A bill that would grant in-state tuition for veterans passed in the Washington State Senate on Jan. 31, 2014. The bill would do so by “removing the one-year waiting period for veterans or active members of the military for purposes of eligibility for resident tuition.”
Steve Downing, interim director of Enrollment & Registrar Services, said that “this bill, if passed, will help those veterans who currently do not qualify for resident tuition when initially enrolling at Bellevue College.” While “it is hard to know how many veterans are choosing not to even attempt going to college based on expected costs related to residency status,” “tuition can be a struggle for veterans as it may be for many students. Having the burden of dealing with residency requirements is an additional burden.”
“I would see this affecting veterans in ways that are only positive,” said Adam Spokta, BC student and president of the Bellevue College Association of Veterans. “If a veteran decides, after being stationed at one of our military bases, to remain in the state of Washington for the education and employment opportunities our state can provide, then I see no reason to require that veteran to wait.”
Out of state costs can hinder a veteran’s ability to not only engulf themselves in the college atmosphere, but also to afford an education in the first place. “In-state tuition is not a barrier for veterans with the post-9/11 GI Bill, but many veteran students may not be using or may not be eligible for post-9/11,” said Spokta. “Out of state costs … can occasionally double the tuition, and that would be a barrier to nearly anyone.”

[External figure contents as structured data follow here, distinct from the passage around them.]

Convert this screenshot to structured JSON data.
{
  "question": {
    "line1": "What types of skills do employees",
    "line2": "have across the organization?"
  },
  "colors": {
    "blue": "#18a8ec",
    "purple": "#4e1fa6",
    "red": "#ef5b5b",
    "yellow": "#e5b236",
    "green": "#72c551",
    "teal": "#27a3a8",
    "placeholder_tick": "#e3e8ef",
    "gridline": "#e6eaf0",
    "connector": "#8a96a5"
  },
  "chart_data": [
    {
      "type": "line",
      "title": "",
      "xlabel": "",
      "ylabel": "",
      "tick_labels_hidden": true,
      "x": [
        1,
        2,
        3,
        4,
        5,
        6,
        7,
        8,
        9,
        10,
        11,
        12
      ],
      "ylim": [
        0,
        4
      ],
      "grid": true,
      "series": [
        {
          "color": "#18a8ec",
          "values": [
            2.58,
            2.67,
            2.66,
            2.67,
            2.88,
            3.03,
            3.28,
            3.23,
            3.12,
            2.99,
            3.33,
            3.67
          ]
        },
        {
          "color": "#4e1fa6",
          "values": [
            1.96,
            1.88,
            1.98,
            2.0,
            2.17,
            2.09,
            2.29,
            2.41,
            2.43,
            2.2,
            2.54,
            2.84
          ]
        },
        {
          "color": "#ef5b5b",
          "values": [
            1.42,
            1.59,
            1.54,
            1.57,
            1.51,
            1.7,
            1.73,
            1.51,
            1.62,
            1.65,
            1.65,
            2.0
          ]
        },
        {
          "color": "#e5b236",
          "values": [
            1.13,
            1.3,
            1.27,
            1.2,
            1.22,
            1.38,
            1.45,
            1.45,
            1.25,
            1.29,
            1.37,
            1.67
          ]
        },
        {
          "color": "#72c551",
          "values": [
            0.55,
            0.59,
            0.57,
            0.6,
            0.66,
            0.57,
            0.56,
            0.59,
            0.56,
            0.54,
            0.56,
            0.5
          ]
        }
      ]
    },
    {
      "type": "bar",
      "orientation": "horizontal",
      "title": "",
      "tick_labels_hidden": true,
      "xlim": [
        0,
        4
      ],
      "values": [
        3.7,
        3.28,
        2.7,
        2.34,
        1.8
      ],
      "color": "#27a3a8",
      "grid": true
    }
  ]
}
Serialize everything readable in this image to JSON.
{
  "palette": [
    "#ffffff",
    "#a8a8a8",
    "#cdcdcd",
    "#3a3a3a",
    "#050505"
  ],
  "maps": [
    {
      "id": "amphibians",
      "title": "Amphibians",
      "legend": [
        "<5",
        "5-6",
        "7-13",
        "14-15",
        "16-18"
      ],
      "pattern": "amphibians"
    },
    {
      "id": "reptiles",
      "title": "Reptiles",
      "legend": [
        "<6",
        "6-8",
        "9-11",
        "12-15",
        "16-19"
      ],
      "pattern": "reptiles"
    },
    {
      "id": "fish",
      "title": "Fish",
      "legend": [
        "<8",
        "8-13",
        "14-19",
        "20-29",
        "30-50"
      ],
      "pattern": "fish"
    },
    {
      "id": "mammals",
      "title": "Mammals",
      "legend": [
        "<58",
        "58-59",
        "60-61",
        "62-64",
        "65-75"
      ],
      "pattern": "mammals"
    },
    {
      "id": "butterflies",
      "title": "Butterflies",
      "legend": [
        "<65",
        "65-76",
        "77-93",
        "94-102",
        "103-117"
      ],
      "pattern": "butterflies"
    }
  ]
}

The piece of legislation was passed out of the state Senate on the same day as a version of the Development, Relief and Education for Alien Minors Act. Conversations surrounding the relation portray the two to be interlinked politically. “I personally don’t like how our system uses tit-for-tat bargaining to get things passed, but if adding this to the DREAM act helps get other non-traditional students an opportunity to benefit from college, I am fine with both being used to bring each other up,” added Spokta.
BC currently offers waivers for veterans who are ineligible for in-state tuition though this funding does not cover the entirety of the additional cost. Downing speculates that there will be an increase in veteran enrollment, however, he does not anticipate it to “increase proportionally compared to our current veteran student population.”